O vice-presidente da República e ministro do Desenvolvimento, Indústria, Comércio e Serviços, Geraldo Alckmin, defendeu nesta segunda-feira (9/3) a ampliação do comércio, dos investimentos e da cooperação produtiva entre Brasil e África do Sul, na abertura do Fórum Empresarial Brasil-África do Sul, em Brasília.
Alckmin destacou a importância estratégica da relação entre os dois países e o potencial de expansão do comércio bilateral. “O presidente Lula atribui uma importância enorme à África do Sul e ao continente africano. Nosso intercâmbio comercial ainda é relativamente modesto, mas já no ano passado aumentamos 11,6% a corrente de comércio, comparado a 2024”, afirmou.
Ele defendeu a revisão do acordo de comércio preferencial entre o Mercosul e a União Aduaneira da África Austral, bloco que inclui África do Sul, Botswana, Lesoto, Namíbia e Suazilândia. “Menos de 10% do nosso comércio é beneficiado pelas preferências tarifárias do acordo. Queremos ampliar as linhas tarifárias”, disse. O acordo, em vigor desde 2016, contempla cerca de mil linhas tarifárias com preferências comerciais.
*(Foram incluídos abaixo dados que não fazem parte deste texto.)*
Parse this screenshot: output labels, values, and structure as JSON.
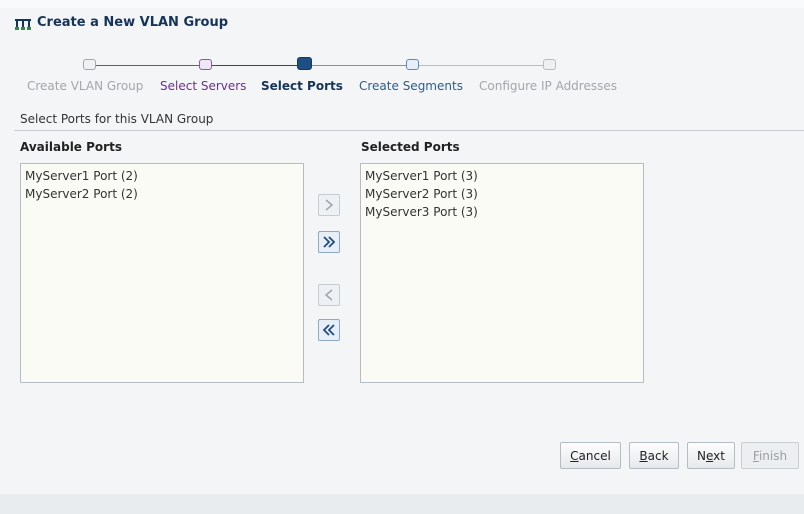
{
  "header": {
    "title": "Create a New VLAN Group",
    "icon": "vlan-group-icon"
  },
  "train": {
    "steps": [
      {
        "label": "Create VLAN Group",
        "state": "disabled"
      },
      {
        "label": "Select Servers",
        "state": "visited"
      },
      {
        "label": "Select Ports",
        "state": "current"
      },
      {
        "label": "Create Segments",
        "state": "next"
      },
      {
        "label": "Configure IP Addresses",
        "state": "disabled"
      }
    ],
    "colors": {
      "visited": "#6b2f8f",
      "current": "#1f4e82",
      "next": "#2b5d8e",
      "disabled": "#a3a7ab"
    }
  },
  "section": {
    "label": "Select Ports for this VLAN Group"
  },
  "available": {
    "header": "Available Ports",
    "items": [
      "MyServer1 Port (2)",
      "MyServer2 Port (2)"
    ]
  },
  "selected": {
    "header": "Selected Ports",
    "items": [
      "MyServer1 Port (3)",
      "MyServer2 Port (3)",
      "MyServer3 Port (3)"
    ]
  },
  "shuttle": {
    "move": {
      "icon": "move-right-icon",
      "enabled": false
    },
    "move_all": {
      "icon": "move-all-right-icon",
      "enabled": true
    },
    "remove": {
      "icon": "move-left-icon",
      "enabled": false
    },
    "remove_all": {
      "icon": "move-all-left-icon",
      "enabled": true
    }
  },
  "buttons": {
    "cancel": {
      "pre": "",
      "key": "C",
      "post": "ancel"
    },
    "back": {
      "pre": "",
      "key": "B",
      "post": "ack"
    },
    "next": {
      "pre": "N",
      "key": "e",
      "post": "xt"
    },
    "finish": {
      "pre": "",
      "key": "F",
      "post": "inish",
      "enabled": false
    }
  }
}
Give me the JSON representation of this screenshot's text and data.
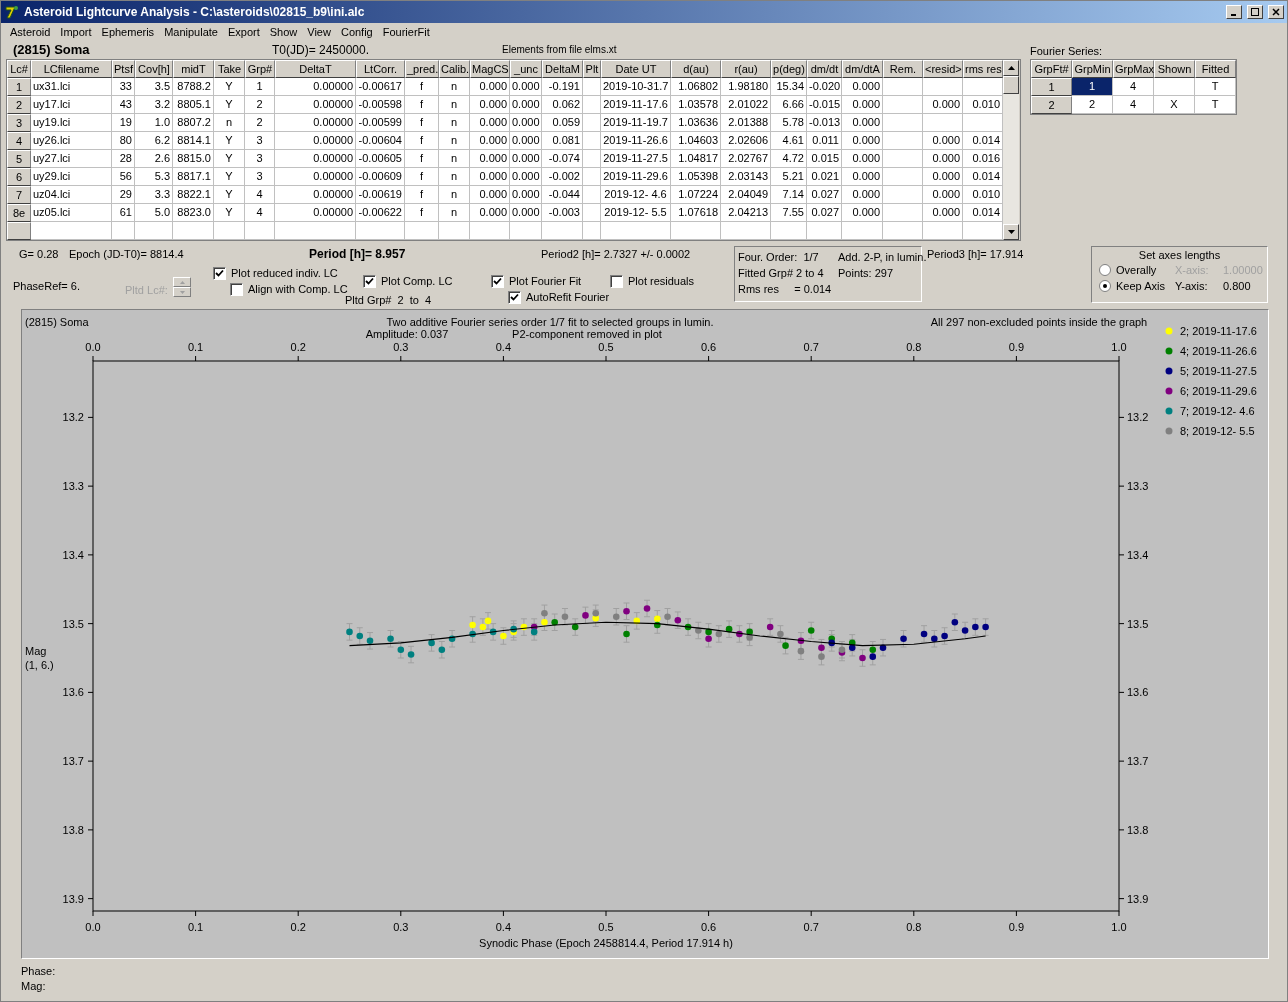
{
  "window": {
    "title": "Asteroid Lightcurve Analysis - C:\\asteroids\\02815_b9\\ini.alc"
  },
  "menu": [
    "Asteroid",
    "Import",
    "Ephemeris",
    "Manipulate",
    "Export",
    "Show",
    "View",
    "Config",
    "FourierFit"
  ],
  "header": {
    "object": "(2815) Soma",
    "t0": "T0(JD)= 2450000.",
    "elements": "Elements from file elms.xt"
  },
  "lc_table": {
    "columns": [
      "Lc#",
      "LCfilename",
      "Ptsf",
      "Cov[h]",
      "midT",
      "Take",
      "Grp#",
      "DeltaT",
      "LtCorr.",
      "_pred.",
      "Calib.",
      "MagCS",
      "_unc",
      "DeltaM",
      "Plt",
      "Date UT",
      "d(au)",
      "r(au)",
      "p(deg)",
      "dm/dt",
      "dm/dtA",
      "Rem.",
      "<resid>",
      "rms res"
    ],
    "rows": [
      {
        "cells": [
          "1",
          "ux31.lci",
          "33",
          "3.5",
          "8788.2",
          "Y",
          "1",
          "0.00000",
          "-0.00617",
          "f",
          "n",
          "0.000",
          "0.000",
          "-0.191",
          "",
          "2019-10-31.7",
          "1.06802",
          "1.98180",
          "15.34",
          "-0.020",
          "0.000",
          "",
          "",
          ""
        ]
      },
      {
        "cells": [
          "2",
          "uy17.lci",
          "43",
          "3.2",
          "8805.1",
          "Y",
          "2",
          "0.00000",
          "-0.00598",
          "f",
          "n",
          "0.000",
          "0.000",
          "0.062",
          "",
          "2019-11-17.6",
          "1.03578",
          "2.01022",
          "6.66",
          "-0.015",
          "0.000",
          "",
          "0.000",
          "0.010"
        ]
      },
      {
        "cells": [
          "3",
          "uy19.lci",
          "19",
          "1.0",
          "8807.2",
          "n",
          "2",
          "0.00000",
          "-0.00599",
          "f",
          "n",
          "0.000",
          "0.000",
          "0.059",
          "",
          "2019-11-19.7",
          "1.03636",
          "2.01388",
          "5.78",
          "-0.013",
          "0.000",
          "",
          "",
          ""
        ]
      },
      {
        "cells": [
          "4",
          "uy26.lci",
          "80",
          "6.2",
          "8814.1",
          "Y",
          "3",
          "0.00000",
          "-0.00604",
          "f",
          "n",
          "0.000",
          "0.000",
          "0.081",
          "",
          "2019-11-26.6",
          "1.04603",
          "2.02606",
          "4.61",
          "0.011",
          "0.000",
          "",
          "0.000",
          "0.014"
        ]
      },
      {
        "cells": [
          "5",
          "uy27.lci",
          "28",
          "2.6",
          "8815.0",
          "Y",
          "3",
          "0.00000",
          "-0.00605",
          "f",
          "n",
          "0.000",
          "0.000",
          "-0.074",
          "",
          "2019-11-27.5",
          "1.04817",
          "2.02767",
          "4.72",
          "0.015",
          "0.000",
          "",
          "0.000",
          "0.016"
        ]
      },
      {
        "cells": [
          "6",
          "uy29.lci",
          "56",
          "5.3",
          "8817.1",
          "Y",
          "3",
          "0.00000",
          "-0.00609",
          "f",
          "n",
          "0.000",
          "0.000",
          "-0.002",
          "",
          "2019-11-29.6",
          "1.05398",
          "2.03143",
          "5.21",
          "0.021",
          "0.000",
          "",
          "0.000",
          "0.014"
        ]
      },
      {
        "cells": [
          "7",
          "uz04.lci",
          "29",
          "3.3",
          "8822.1",
          "Y",
          "4",
          "0.00000",
          "-0.00619",
          "f",
          "n",
          "0.000",
          "0.000",
          "-0.044",
          "",
          "2019-12- 4.6",
          "1.07224",
          "2.04049",
          "7.14",
          "0.027",
          "0.000",
          "",
          "0.000",
          "0.010"
        ]
      },
      {
        "cells": [
          "8e",
          "uz05.lci",
          "61",
          "5.0",
          "8823.0",
          "Y",
          "4",
          "0.00000",
          "-0.00622",
          "f",
          "n",
          "0.000",
          "0.000",
          "-0.003",
          "",
          "2019-12- 5.5",
          "1.07618",
          "2.04213",
          "7.55",
          "0.027",
          "0.000",
          "",
          "0.000",
          "0.014"
        ]
      }
    ]
  },
  "fourier": {
    "label": "Fourier Series:",
    "columns": [
      "GrpFt#",
      "GrpMin",
      "GrpMax",
      "Shown",
      "Fitted"
    ],
    "rows": [
      {
        "cells": [
          {
            "text": "1",
            "selected": false
          },
          {
            "text": "1",
            "selected": true
          },
          {
            "text": "4",
            "selected": false
          },
          {
            "text": "",
            "selected": false
          },
          {
            "text": "T",
            "selected": false
          }
        ]
      },
      {
        "cells": [
          {
            "text": "2",
            "selected": false
          },
          {
            "text": "2",
            "selected": false
          },
          {
            "text": "4",
            "selected": false
          },
          {
            "text": "X",
            "selected": false
          },
          {
            "text": "T",
            "selected": false
          }
        ]
      }
    ]
  },
  "info": {
    "g": "G= 0.28",
    "epoch": "Epoch (JD-T0)= 8814.4",
    "period": "Period [h]= 8.957",
    "period2": "Period2 [h]= 2.7327 +/- 0.0002",
    "period3": "Period3 [h]= 17.914",
    "phase_ref": "PhaseRef= 6.",
    "pltd_lc": "Pltd Lc#:",
    "pltd_grp": "Pltd Grp#  2  to  4",
    "checks": [
      {
        "label": "Plot reduced indiv. LC",
        "checked": true
      },
      {
        "label": "Align with Comp. LC",
        "checked": false
      },
      {
        "label": "Plot Comp. LC",
        "checked": true
      },
      {
        "label": "Plot Fourier Fit",
        "checked": true
      },
      {
        "label": "AutoRefit Fourier",
        "checked": true
      },
      {
        "label": "Plot residuals",
        "checked": false
      }
    ],
    "fit_box": [
      "Four. Order:  1/7",
      "Add. 2-P, in lumin.",
      "Fitted Grp# 2 to 4",
      "Points: 297",
      "Rms res     = 0.014"
    ]
  },
  "axes_box": {
    "title": "Set axes lengths",
    "options": [
      {
        "label": "Overally",
        "selected": false
      },
      {
        "label": "Keep Axis",
        "selected": true
      }
    ],
    "x_label": "X-axis:",
    "x_value": "1.00000",
    "x_disabled": true,
    "y_label": "Y-axis:",
    "y_value": "0.800"
  },
  "plot": {
    "object": "(2815) Soma",
    "title_lines": [
      "Two additive Fourier series order 1/7 fit to selected groups in lumin.",
      "P2-component removed in plot"
    ],
    "amplitude": "Amplitude: 0.037",
    "points_note": "All 297 non-excluded points inside the graph",
    "ylabel_lines": [
      "Mag",
      "(1, 6.)"
    ],
    "chart_data": {
      "type": "scatter",
      "legend": "right",
      "xlabel": "Synodic Phase (Epoch 2458814.4, Period 17.914 h)",
      "xlim": [
        0,
        1
      ],
      "ylim": [
        13.918,
        13.118
      ],
      "xticks": [
        {
          "value": 0,
          "label": "0.0"
        },
        {
          "value": 0.1,
          "label": "0.1"
        },
        {
          "value": 0.2,
          "label": "0.2"
        },
        {
          "value": 0.3,
          "label": "0.3"
        },
        {
          "value": 0.4,
          "label": "0.4"
        },
        {
          "value": 0.5,
          "label": "0.5"
        },
        {
          "value": 0.6,
          "label": "0.6"
        },
        {
          "value": 0.7,
          "label": "0.7"
        },
        {
          "value": 0.8,
          "label": "0.8"
        },
        {
          "value": 0.9,
          "label": "0.9"
        },
        {
          "value": 1,
          "label": "1.0"
        }
      ],
      "yticks": [
        {
          "value": 13.2,
          "label": "13.2"
        },
        {
          "value": 13.3,
          "label": "13.3"
        },
        {
          "value": 13.4,
          "label": "13.4"
        },
        {
          "value": 13.5,
          "label": "13.5"
        },
        {
          "value": 13.6,
          "label": "13.6"
        },
        {
          "value": 13.7,
          "label": "13.7"
        },
        {
          "value": 13.8,
          "label": "13.8"
        },
        {
          "value": 13.9,
          "label": "13.9"
        }
      ],
      "series": [
        {
          "name": "2; 2019-11-17.6",
          "color": "#ffff00",
          "x": [
            0.37,
            0.38,
            0.385,
            0.4,
            0.41,
            0.42,
            0.44,
            0.49,
            0.53,
            0.55
          ],
          "values": [
            13.502,
            13.505,
            13.496,
            13.518,
            13.512,
            13.505,
            13.498,
            13.492,
            13.496,
            13.493
          ]
        },
        {
          "name": "4; 2019-11-26.6",
          "color": "#008000",
          "x": [
            0.45,
            0.47,
            0.52,
            0.55,
            0.58,
            0.6,
            0.62,
            0.64,
            0.675,
            0.7,
            0.72,
            0.74,
            0.76
          ],
          "values": [
            13.498,
            13.505,
            13.515,
            13.502,
            13.505,
            13.512,
            13.508,
            13.512,
            13.532,
            13.51,
            13.522,
            13.528,
            13.538
          ]
        },
        {
          "name": "5; 2019-11-27.5",
          "color": "#000080",
          "x": [
            0.72,
            0.74,
            0.76,
            0.77,
            0.79,
            0.81,
            0.82,
            0.83,
            0.84,
            0.85,
            0.86,
            0.87
          ],
          "values": [
            13.528,
            13.535,
            13.548,
            13.535,
            13.522,
            13.515,
            13.522,
            13.518,
            13.498,
            13.51,
            13.505,
            13.505
          ]
        },
        {
          "name": "6; 2019-11-29.6",
          "color": "#800080",
          "x": [
            0.43,
            0.48,
            0.52,
            0.54,
            0.57,
            0.6,
            0.63,
            0.66,
            0.69,
            0.71,
            0.73,
            0.75
          ],
          "values": [
            13.505,
            13.488,
            13.482,
            13.478,
            13.495,
            13.522,
            13.515,
            13.505,
            13.525,
            13.535,
            13.542,
            13.55
          ]
        },
        {
          "name": "7; 2019-12- 4.6",
          "color": "#008080",
          "x": [
            0.25,
            0.26,
            0.27,
            0.29,
            0.3,
            0.31,
            0.33,
            0.34,
            0.35,
            0.37,
            0.39,
            0.41,
            0.43
          ],
          "values": [
            13.512,
            13.518,
            13.525,
            13.522,
            13.538,
            13.545,
            13.528,
            13.538,
            13.522,
            13.515,
            13.512,
            13.508,
            13.512
          ]
        },
        {
          "name": "8; 2019-12- 5.5",
          "color": "#808080",
          "x": [
            0.44,
            0.46,
            0.49,
            0.51,
            0.56,
            0.59,
            0.61,
            0.64,
            0.67,
            0.69,
            0.71,
            0.73
          ],
          "values": [
            13.485,
            13.49,
            13.485,
            13.49,
            13.49,
            13.51,
            13.515,
            13.52,
            13.515,
            13.54,
            13.548,
            13.538
          ]
        },
        {
          "type": "line",
          "color": "#000000",
          "x": [
            0.25,
            0.3,
            0.35,
            0.4,
            0.45,
            0.5,
            0.55,
            0.6,
            0.65,
            0.7,
            0.75,
            0.8,
            0.85,
            0.87
          ],
          "values": [
            13.532,
            13.528,
            13.52,
            13.51,
            13.502,
            13.498,
            13.5,
            13.508,
            13.518,
            13.526,
            13.532,
            13.53,
            13.522,
            13.518
          ]
        }
      ]
    }
  },
  "status": {
    "phase": "Phase:",
    "mag": "Mag:"
  }
}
O vice-presidente também ressaltou o potencial de cooperação em investimentos e integração de cadeias produtivas em setores estratégicos, como energia, minerais críticos, transições digital e energética, e agronegócio. “Queremos promover investimentos e integrar cadeias produtivas em setores estratégicos. Estamos em negociações avançadas para um acordo de cooperação e facilitação de investimentos”, concluiu.
Alckmin mencionou investimentos mútuos já existentes, com empresas brasileiras como Petrobras, JBS, BRF, Tramontina, Marcopolo e WEG presentes na África do Sul, e capital sul-africano atuando em mineração, infraestrutura, transporte e fábricas no Brasil. No setor aeronáutico e de defesa, destacou a complementaridade das indústrias, com a África do Sul possuindo a maior frota de jatos da Embraer no continente. No ano passado, a Embraer firmou acordo com a estatal sul-africana para parceria industrial.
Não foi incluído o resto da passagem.